5. Advantages in Differentiable Triangle Splatting
Ray-centered parameterization, as introduced in FLAT (Kupyn et al., 23 Jun 2026), addresses training instabilities typical with world-frame quaternion orientation:
- Stable Initial Gradients: The unrotated triangle always faces the anchor ray; thus, from the first training iteration, there is non-zero coverage under soft pixel window functions, allowing immediate photometric gradient backpropagation.
- Avoidance of Vanishing Gradients: World quaternion regression often results in edge-on triangles with degenerate (zero) pixel coverage and stalls in learning. Ray-centered residuals guarantee relevant coverage for every predicted primitive.
- Reduced Parameter Complexity: Only three meaningful local angles must be regressed per triangle, not four unconstrained quaternion values, improving conditioning and preventing normalization pathologies.
Ablation studies in FLAT demonstrate that replacing global quaternion orientation with ray-centric residuals increases PSNR by over 11 dB, enabling the model to escape degenerate output regimes and achieve high-fidelity surface generation.
| Experiment | Rotation Type | PSNR (RE10K) | SSIM | LPIPS |
|---|---|---|---|---|
| Global (world) | Single quaternion | <10 | <0.40 | >0.40 |
| Ray-centered residual | (θ,ϕ,ψ) about anchor | 21.45 | 0.710 | 0.245 |
6. Applications and Impact
Ray-centered triangle parameterization has become essential in several domains:
- Feedforward Scene Generation: Direct decoding from compact video diffusion or other latent representations to explicit triangle splats fundamentally relies on robust local orientation models for geometric accuracy and image-space coverage (Kupyn et al., 23 Jun 2026).

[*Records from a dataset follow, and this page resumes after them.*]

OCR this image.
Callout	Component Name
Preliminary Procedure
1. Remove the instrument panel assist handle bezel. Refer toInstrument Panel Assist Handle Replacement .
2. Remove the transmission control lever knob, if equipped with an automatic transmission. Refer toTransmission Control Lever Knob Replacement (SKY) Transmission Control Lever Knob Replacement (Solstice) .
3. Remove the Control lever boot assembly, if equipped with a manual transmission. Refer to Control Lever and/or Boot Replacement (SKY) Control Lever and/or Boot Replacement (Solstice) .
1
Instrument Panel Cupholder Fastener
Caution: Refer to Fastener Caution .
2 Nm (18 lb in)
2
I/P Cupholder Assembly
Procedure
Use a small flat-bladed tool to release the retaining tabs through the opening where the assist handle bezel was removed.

- Real-Time Ray Simulation: High-throughput, dynamic LiDAR simulation leverages emitter-centric parameterization for efficient per-triangle, per-ray culling—enabling massive performance gains over traditional acceleration-structure-based approaches (Gajmer et al., 11 May 2026).
- Differentiable Rendering Pipelines: Explicitly representing surface-adjacent primitives using ray-anchored frames improves learning stability, especially relevant when associating geometry to learned latent codes.
7. Limitations and Future Directions
While ray-centered parameterization is intrinsically suited to camera- and emitter-centric processing, it is inherently local and may not capture global scene coherence without additional constraints or regularization. In simulation contexts, scene-wide topological consistency depends on post-hoc refinement steps or merging strategies. A plausible implication is that hybrid approaches blending global and local parameterizations may further improve overall performance or enable richer downstream simulation capabilities, especially where real-time and offline requirements coexist.
Future research may investigate extensions to higher-order primitives, more expressive local frames, or improved fusion with hierarchical scene representations. The systematic methodology developed in FLAT and GRCA provides a foundation for further advances in efficient surface-centric generative modeling and real-time emitter-based simulation (Kupyn et al., 23 Jun 2026, Gajmer et al., 11 May 2026).